Au poste qui est aujourd’hui le vôtre, nous restons convaincus que vous aurez à cœur de faire respecter les décisions du gouvernement.
Dans ce cadre, nous vous précisons que le gouvernement s’était déjà prononcé en défaveur de cet amendement lors de la précédente tentative du député M. Myard, il y a quelques mois.
Nous croyons savoir que la position du gouvernement, comme celle de la DGAC, n’a pas changé sur ce point.
De troisième part, nous nous permettons de rappeler les engagements du Président Sarkozy, à l’époque où il était candidat à la présidence de la République, en réponse, le 10 avril 2007, à un courrier de l’Association PNT 65 sur le sujet qui nous préoccupe : « Vous le savez, la revalorisation du travail est au cœur de mon programme. Je souhaite dans la mesure du possible et dans le respect des législations encourager tous ceux qui le peuvent à travailler plus longtemps. Les pilotes voulant continuer à travailler ne pourront être automatiquement mis à la retraite à 60 ans, ce qui irait contre nos valeurs mêmes. Le contrat de travail ne peut être rompu du seul fait que cette limite d’âge est atteinte. Il revient, en effet, à l’employeur de proposer au personnel navigant un reclassement et à ce dernier de l’accepter ou de le refuser. En cas de rupture du contrat de travail pour cause d’impossibilité par l’employeur de reclasser ou refus du reclassement proposé, une indemnité exclusive de départ a été fixée par l’article L423-1 du code de l’aviation civile.

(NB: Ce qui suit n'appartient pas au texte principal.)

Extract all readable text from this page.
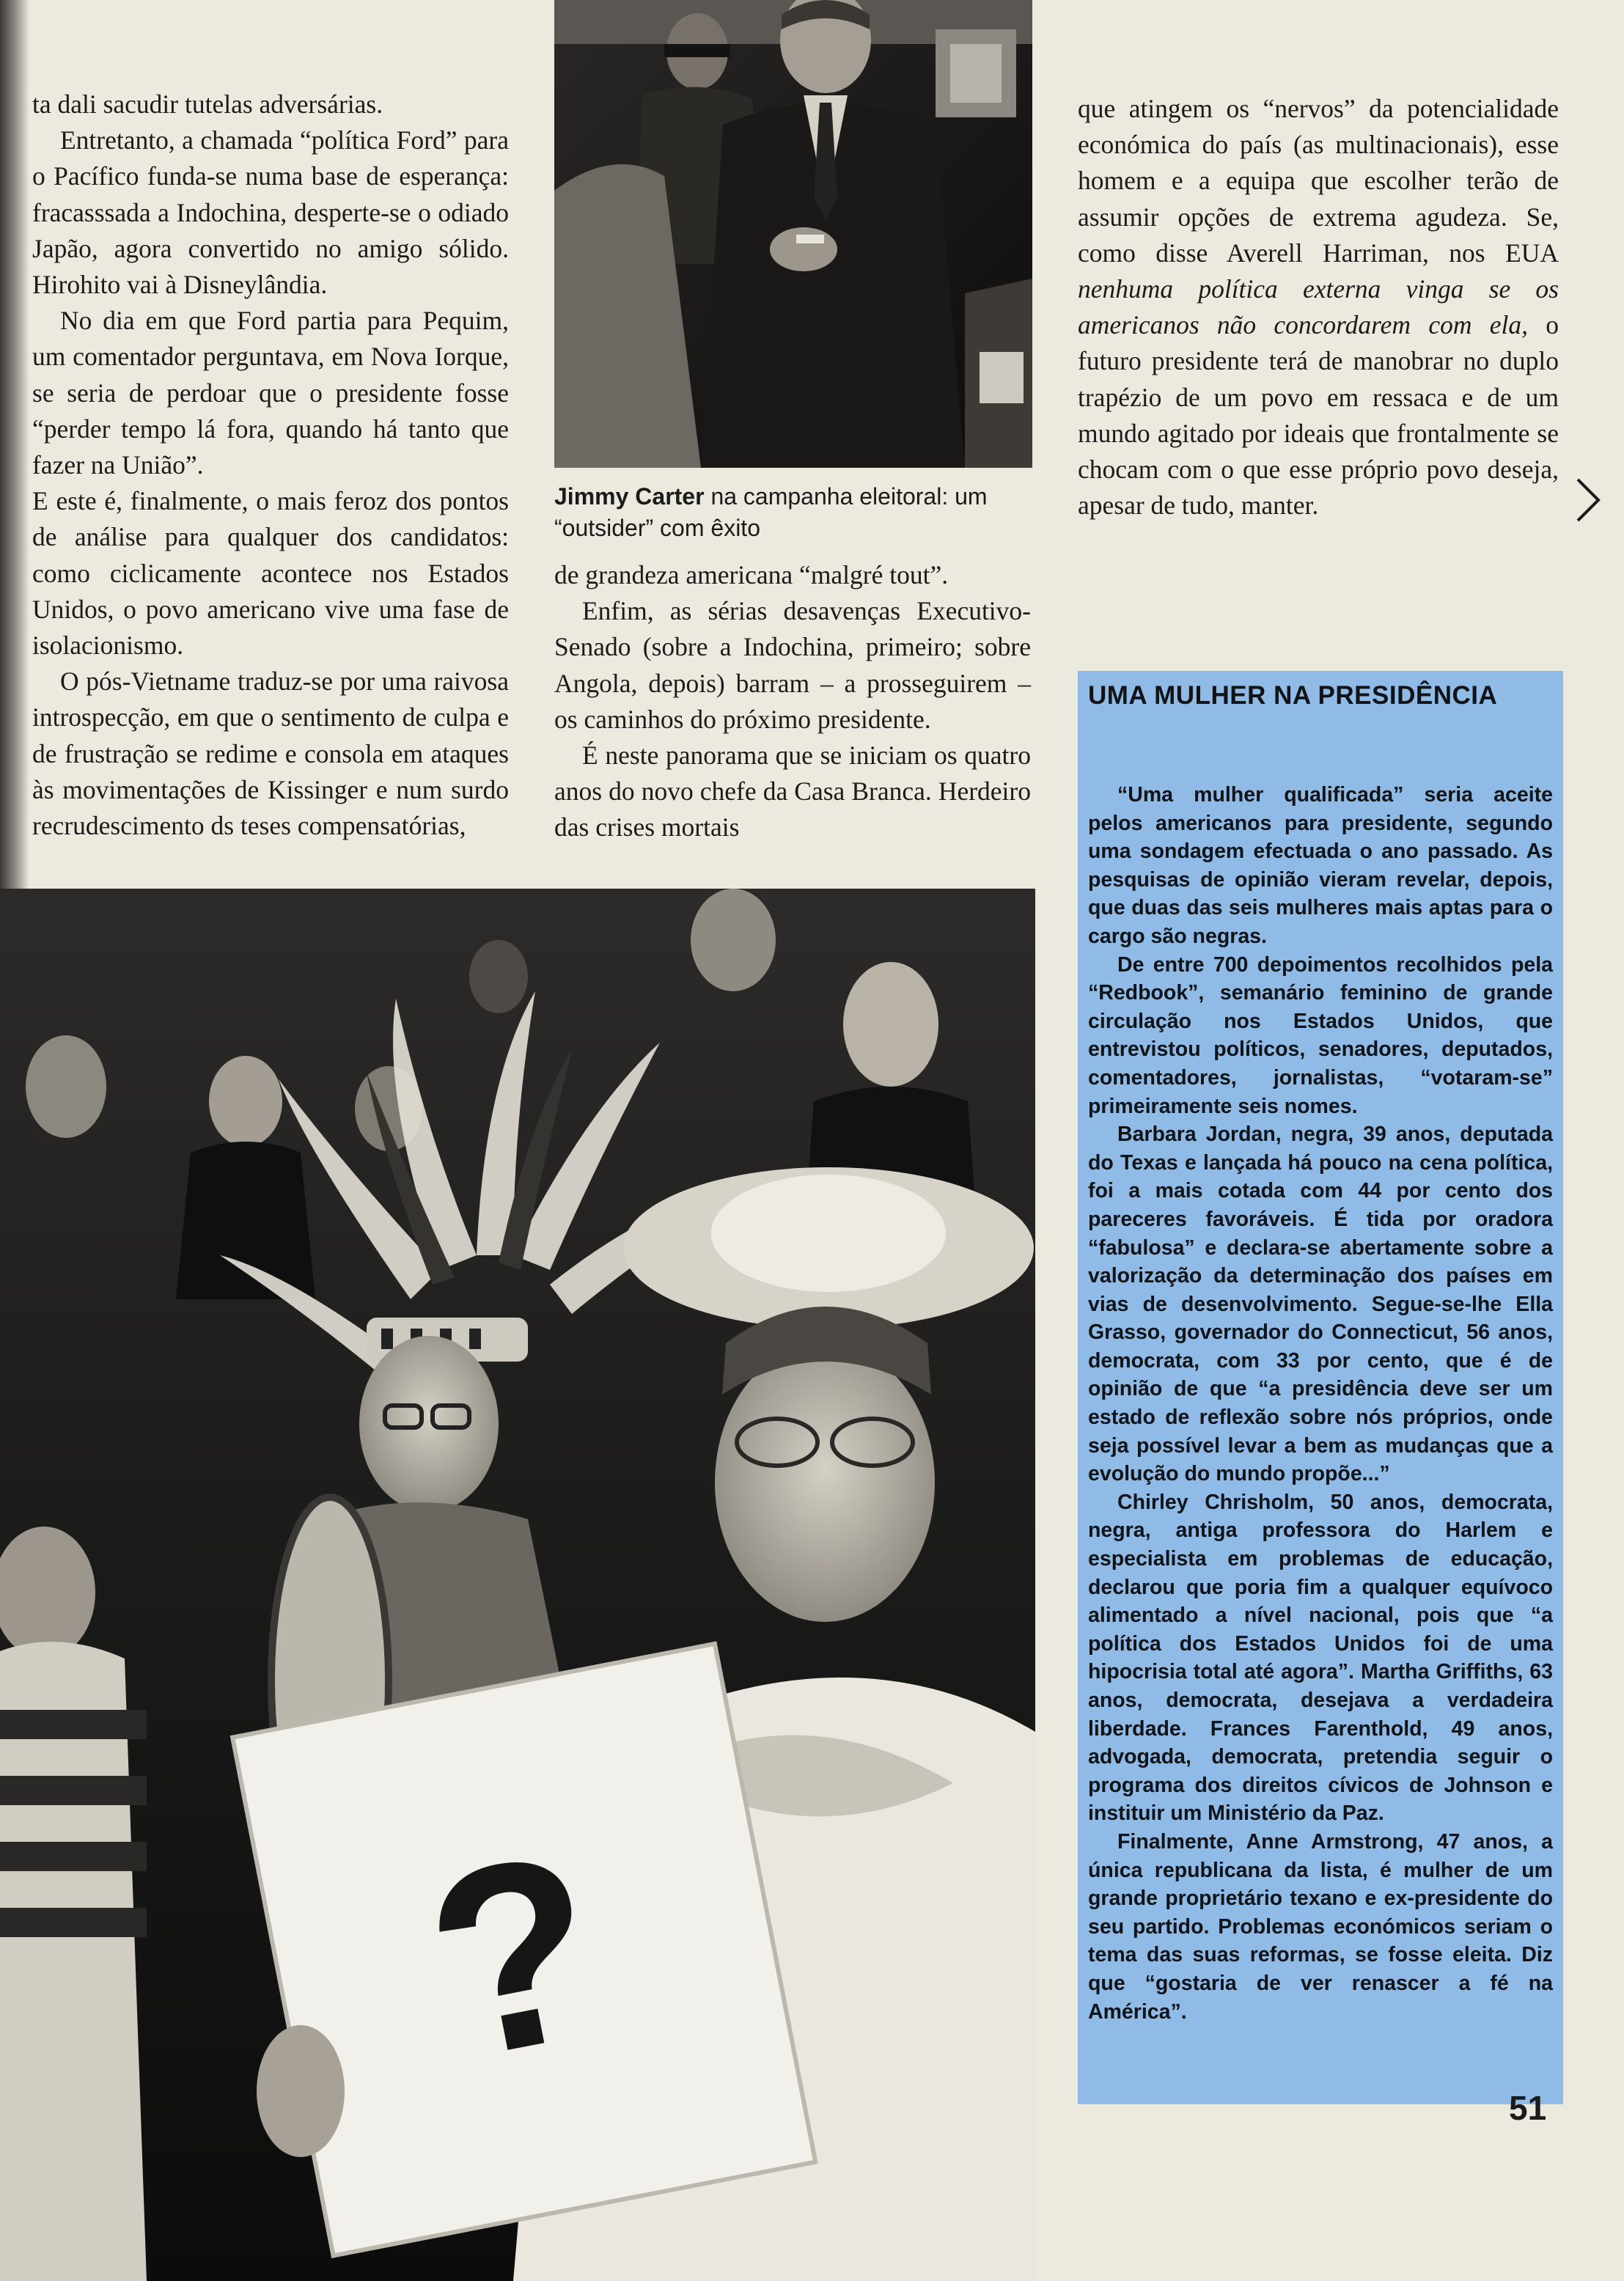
ta dali sacudir tutelas adversárias.

Entretanto, a chamada “política Ford” para o Pacífico funda-se numa base de esperança: fracasssada a Indochina, desperte-se o odiado Japão, agora convertido no amigo sólido. Hirohito vai à Disneylândia.

No dia em que Ford partia para Pequim, um comentador perguntava, em Nova Iorque, se seria de perdoar que o presidente fosse “perder tempo lá fora, quando há tanto que fazer na União”.

E este é, finalmente, o mais feroz dos pontos de análise para qualquer dos candidatos: como ciclicamente acontece nos Estados Unidos, o povo americano vive uma fase de isolacionismo.

O pós-Vietname traduz-se por uma raivosa introspecção, em que o sentimento de culpa e de frustração se redime e consola em ataques às movimentações de Kissinger e num surdo recrudescimento ds teses compensatórias,

Jimmy Carter na campanha eleitoral: um “outsider” com êxito

de grandeza americana “malgré tout”.

Enfim, as sérias desavenças Executivo-Senado (sobre a Indochina, primeiro; sobre Angola, depois) barram – a prosseguirem – os caminhos do próximo presidente.

É neste panorama que se iniciam os quatro anos do novo chefe da Casa Branca. Herdeiro das crises mortais

que atingem os “nervos” da potencialidade económica do país (as multinacionais), esse homem e a equipa que escolher terão de assumir opções de extrema agudeza. Se, como disse Averell Harriman, nos EUA nenhuma política externa vinga se os americanos não concordarem com ela, o futuro presidente terá de manobrar no duplo trapézio de um povo em ressaca e de um mundo agitado por ideais que frontalmente se chocam com o que esse próprio povo deseja, apesar de tudo, manter.

?
UMA MULHER NA PRESIDÊNCIA

“Uma mulher qualificada” seria aceite pelos americanos para presidente, segundo uma sondagem efectuada o ano passado. As pesquisas de opinião vieram revelar, depois, que duas das seis mulheres mais aptas para o cargo são negras.

De entre 700 depoimentos recolhidos pela “Redbook”, semanário feminino de grande circulação nos Estados Unidos, que entrevistou políticos, senadores, deputados, comentadores, jornalistas, “votaram-se” primeiramente seis nomes.

Barbara Jordan, negra, 39 anos, deputada do Texas e lançada há pouco na cena política, foi a mais cotada com 44 por cento dos pareceres favoráveis. É tida por oradora “fabulosa” e declara-se abertamente sobre a valorização da determinação dos países em vias de desenvolvimento. Segue-se-lhe Ella Grasso, governador do Connecticut, 56 anos, democrata, com 33 por cento, que é de opinião de que “a presidência deve ser um estado de reflexão sobre nós próprios, onde seja possível levar a bem as mudanças que a evolução do mundo propõe...”

Chirley Chrisholm, 50 anos, democrata, negra, antiga professora do Harlem e especialista em problemas de educação, declarou que poria fim a qualquer equívoco alimentado a nível nacional, pois que “a política dos Estados Unidos foi de uma hipocrisia total até agora”. Martha Griffiths, 63 anos, democrata, desejava a verdadeira liberdade. Frances Farenthold, 49 anos, advogada, democrata, pretendia seguir o programa dos direitos cívicos de Johnson e instituir um Ministério da Paz.

Finalmente, Anne Armstrong, 47 anos, a única republicana da lista, é mulher de um grande proprietário texano e ex-presidente do seu partido. Problemas económicos seriam o tema das suas reformas, se fosse eleita. Diz que “gostaria de ver renascer a fé na América”.

51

Vous pouvez compter sur ma détermination à veiller au respect de vos droits dans ce domaine. »
Le Président Sarkozy partage clairement les mêmes objectifs que les nôtres : un âge de cessation d’activité maintenu à 60 ans avec une obligation de reclassement, afin de permettre le cas échéant la poursuite d’une activité professionnelle au-delà de 60 ans.
Considérant l’ensemble de ce qui précède, nous ne doutons pas que vous aurez rapidement compris l’objet de ce courrier et l’urgence dans laquelle nous nous trouvons.
C’est dans ces conditions et pour ces raisons que nous sollicitons votre intervention, Monsieur le Directeur de Cabinet, aux fins d’informer et ce sans délai le Secrétaire d’Etat aux Transports, Monsieur BUSSEREAU, de notre demande de maintien de la troisième phrase de l’article L421-9 du Code de l’Aviation Civile.
Nous comptons bien entendu sur votre soutien, dans le cadre des transmissions et lectures successives, afin que ne soit pas adopté définitivement et en l’état l’amendement, objet de ce courrier.
Naturellement nous nous tenons à votre entière disposition,
Nous vous prions de croire, Monsieur le Directeur de Cabinet, en l’assurance de notre parfaite considération.